Il arrive qu'une poignée de personnes contrôlent les informations de milliards d'autres personnes, ce qui est décidément injuste et antidémocratique. Nous assistons à une révolution technologique qui a un impact plus important que même la révolution industrielle; on pensait qu'Internet contribuerait positivement à notre croissance, mais en réalité, il a rapidement démontré un certain nombre d'effets négatifs que divers gouvernements commencent seulement à reconnaître. Par exemple? Ils nous bourrent de mensonges, il est donc difficile de séparer les faits réels des théories du complot. Les fausses nouvelles se propagent beaucoup plus rapidement que les vraies nouvelles, car - vous savez - la vérité est ennuyeuse. Ici: avec mon travail j'ai voulu montrer cette dangereuse division du pays et du monde, dans laquelle l'hostilité semble augmenter de façon exponentielle malgré tout le reste. Je veux croire en l'humanité des individus, au sens de la collectivité, dans le désir de partager et je voulais en quelque sorte le montrer dans la suite de Borat.

Il a tourné des scènes et des rencontres qui semblent souvent incroyables: il a réussi, par exemple, à organiser une interview de son «journaliste» avec Rudy Giuliani dans une chambre d'hôtel.
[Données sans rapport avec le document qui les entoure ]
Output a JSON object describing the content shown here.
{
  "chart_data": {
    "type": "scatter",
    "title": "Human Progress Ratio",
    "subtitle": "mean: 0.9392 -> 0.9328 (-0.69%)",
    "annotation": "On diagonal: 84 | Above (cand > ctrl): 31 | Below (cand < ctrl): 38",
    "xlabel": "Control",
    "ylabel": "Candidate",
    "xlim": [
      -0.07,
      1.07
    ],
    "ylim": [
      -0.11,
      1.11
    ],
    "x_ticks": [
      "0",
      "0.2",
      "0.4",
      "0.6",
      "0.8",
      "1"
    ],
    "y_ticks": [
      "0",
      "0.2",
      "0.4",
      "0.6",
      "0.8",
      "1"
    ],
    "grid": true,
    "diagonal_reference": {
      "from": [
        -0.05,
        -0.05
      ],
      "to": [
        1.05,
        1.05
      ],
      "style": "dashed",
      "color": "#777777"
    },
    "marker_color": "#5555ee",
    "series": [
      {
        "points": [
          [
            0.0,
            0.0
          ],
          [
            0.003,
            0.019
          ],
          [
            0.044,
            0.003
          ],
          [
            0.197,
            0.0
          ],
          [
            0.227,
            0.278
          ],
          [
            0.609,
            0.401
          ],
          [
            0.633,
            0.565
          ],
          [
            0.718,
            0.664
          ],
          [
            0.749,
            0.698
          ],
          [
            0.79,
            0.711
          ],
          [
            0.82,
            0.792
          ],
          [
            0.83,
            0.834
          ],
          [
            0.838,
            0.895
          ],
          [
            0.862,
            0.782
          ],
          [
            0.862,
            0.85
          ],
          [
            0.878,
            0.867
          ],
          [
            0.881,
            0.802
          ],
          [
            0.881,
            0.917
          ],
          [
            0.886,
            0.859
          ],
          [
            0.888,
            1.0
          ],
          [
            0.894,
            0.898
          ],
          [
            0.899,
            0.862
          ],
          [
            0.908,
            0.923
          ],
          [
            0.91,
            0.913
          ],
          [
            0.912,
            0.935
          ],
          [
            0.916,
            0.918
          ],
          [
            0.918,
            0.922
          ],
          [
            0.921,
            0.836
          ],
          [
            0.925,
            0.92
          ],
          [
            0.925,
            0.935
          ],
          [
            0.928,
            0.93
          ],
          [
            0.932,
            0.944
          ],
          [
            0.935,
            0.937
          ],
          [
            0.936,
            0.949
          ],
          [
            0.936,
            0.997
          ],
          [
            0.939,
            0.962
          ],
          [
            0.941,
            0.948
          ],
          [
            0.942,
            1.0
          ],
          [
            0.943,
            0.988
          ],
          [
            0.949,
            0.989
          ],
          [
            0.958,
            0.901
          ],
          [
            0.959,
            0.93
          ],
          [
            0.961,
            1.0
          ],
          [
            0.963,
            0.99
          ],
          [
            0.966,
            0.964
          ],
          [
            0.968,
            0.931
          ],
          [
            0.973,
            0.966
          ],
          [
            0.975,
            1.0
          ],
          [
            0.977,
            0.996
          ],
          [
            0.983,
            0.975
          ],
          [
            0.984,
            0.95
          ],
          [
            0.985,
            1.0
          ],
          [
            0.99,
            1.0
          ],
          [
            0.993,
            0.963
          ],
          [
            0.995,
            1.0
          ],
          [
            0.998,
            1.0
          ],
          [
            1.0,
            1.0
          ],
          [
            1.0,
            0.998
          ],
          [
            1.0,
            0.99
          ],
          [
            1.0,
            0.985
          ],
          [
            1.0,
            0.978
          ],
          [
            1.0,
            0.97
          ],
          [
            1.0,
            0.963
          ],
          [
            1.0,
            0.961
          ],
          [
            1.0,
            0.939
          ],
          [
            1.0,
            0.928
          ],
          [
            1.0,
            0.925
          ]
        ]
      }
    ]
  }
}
Avez-vous déjà eu des crises de panique craignant d'être mal reconnu et expulsé?
Je savais que je me retrouverais dans des situations difficiles et fatigantes et en fait, dans les premiers jours de tournage, nous avons été informés d'une éventuelle intervention armée d'un groupe de suprémacistes blancs: le FBI craignait une fusillade de masse. Dans cette scène, je portais une chemise avec une écriture certainement pas en faveur de la National Rifle League … J'ai donc décidé de porter un gilet pare-balles.
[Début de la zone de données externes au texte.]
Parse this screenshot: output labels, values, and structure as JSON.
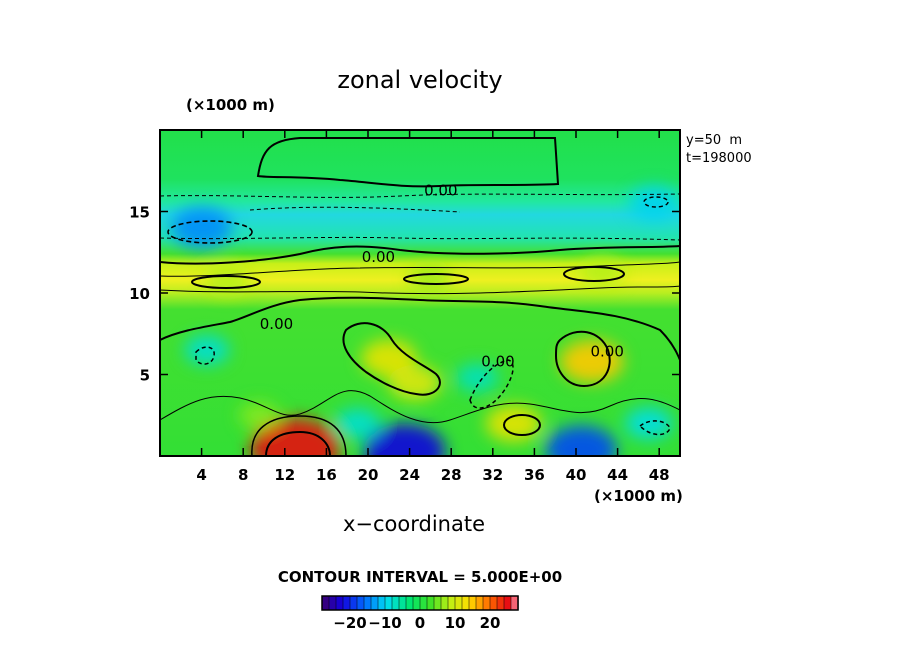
{
  "chart_data": {
    "type": "heatmap",
    "title": "zonal velocity",
    "xlabel": "x−coordinate",
    "x_unit": "(×1000 m)",
    "y_unit": "(×1000 m)",
    "xlim": [
      0,
      50
    ],
    "ylim": [
      0,
      20
    ],
    "xticks": [
      4,
      8,
      12,
      16,
      20,
      24,
      28,
      32,
      36,
      40,
      44,
      48
    ],
    "xtick_labels": [
      "4",
      "8",
      "12",
      "16",
      "20",
      "24",
      "28",
      "32",
      "36",
      "40",
      "44",
      "48"
    ],
    "yticks": [
      5,
      10,
      15
    ],
    "ytick_labels": [
      "5",
      "10",
      "15"
    ],
    "annotations": [
      "y=50  m",
      "t=198000"
    ],
    "contour_labels": [
      {
        "text": "0.00",
        "x": 27,
        "y": 16.3
      },
      {
        "text": "0.00",
        "x": 21,
        "y": 12.2
      },
      {
        "text": "0.00",
        "x": 11.2,
        "y": 8.1
      },
      {
        "text": "0.00",
        "x": 32.5,
        "y": 5.8
      },
      {
        "text": "0.00",
        "x": 43.0,
        "y": 6.4
      }
    ],
    "contour_interval_text": "CONTOUR INTERVAL = 5.000E+00",
    "colorbar": {
      "range": [
        -28,
        28
      ],
      "ticks": [
        -20,
        -10,
        0,
        10,
        20
      ],
      "tick_labels": [
        "−20",
        "−10",
        "0",
        "10",
        "20"
      ]
    },
    "features": [
      {
        "x": 13.0,
        "y": 0.5,
        "value": 25
      },
      {
        "x": 23.5,
        "y": 0.3,
        "value": -22
      },
      {
        "x": 40.5,
        "y": 0.4,
        "value": -18
      },
      {
        "x": 41.5,
        "y": 5.8,
        "value": 15
      },
      {
        "x": 22.0,
        "y": 6.0,
        "value": 12
      },
      {
        "x": 24.5,
        "y": 4.5,
        "value": 11
      },
      {
        "x": 34.0,
        "y": 2.0,
        "value": 12
      },
      {
        "x": 4.0,
        "y": 14.0,
        "value": -14
      },
      {
        "x": 47.5,
        "y": 15.5,
        "value": -10
      },
      {
        "x": 6.5,
        "y": 10.8,
        "value": 8
      },
      {
        "x": 42.5,
        "y": 11.3,
        "value": 8
      },
      {
        "x": 26.0,
        "y": 10.9,
        "value": 7
      },
      {
        "x": 4.5,
        "y": 6.5,
        "value": -8
      },
      {
        "x": 30.5,
        "y": 4.8,
        "value": -7
      },
      {
        "x": 47.0,
        "y": 2.0,
        "value": -9
      },
      {
        "x": 19.0,
        "y": 2.0,
        "value": -8
      },
      {
        "x": 9.5,
        "y": 2.5,
        "value": 6
      }
    ]
  }
}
Comment surmontez-vous les moments de peur?
Avec une technique simple qu'un ami surfeur m'a apprise: inspirez et expirez profondément par le nez. J'étais très stressé pendant le tournage (rires) et c'était une façon de "calmer" les battements de cœur. Tout se résume toujours à la question de pouvoir… bien respirer. Abbie Hoffman: une personnalité hors ligne.

Ridicule comme l'enfer

Qu'est-ce qui vous a fasciné dans le projet d'Aaron Sorkin?
Le sujet. A l'université, j'ai rédigé ma thèse sur «Les Juifs dans la lutte pour les droits civils des Noirs dans les années 1960»: Abbie était l'un des étudiants juifs les plus radicaux. Avant de tourner The Chicago 7 Trial, je me suis replongé dans ses écrits, écouté ses discours, imité sa voix. C'était un personnage complexe avec une personnalité contradictoire. Il avait un charisme incroyable et un talent naturel d'orateur; c'était un agitateur courageux, prêt à mettre sa vie en jeu pour construire un monde meilleur.

Comment t'es-tu préparé?
Je pars toujours de la voix pour construire le personnage et je me suis tourné vers le coach que j'avais rencontré sur le tournage d'Hugo, le légendaire Tim Monich.J'étudie la cadence, le langage, la syntaxe, la ponctuation puis je joue avec l'accent et le rythme. Seulement pas à pas aux mouvements du corps, à la physicalité. C'est ainsi que j'ai rassemblé tous mes personnages, d'Ali G à Brüno. Borat et Donald Trump: qu'ont-ils en commun? Borat est une version extrême de Trump. Ce sont des misogynes, des racistes, ils soutiennent les mouvements antisémites et anti-musulmans, ils ont des vues rétrogrades, ils ne sont intéressés par aucune forme de démocratie. Enfin, avouons-le, ils sont ridicules. À mort.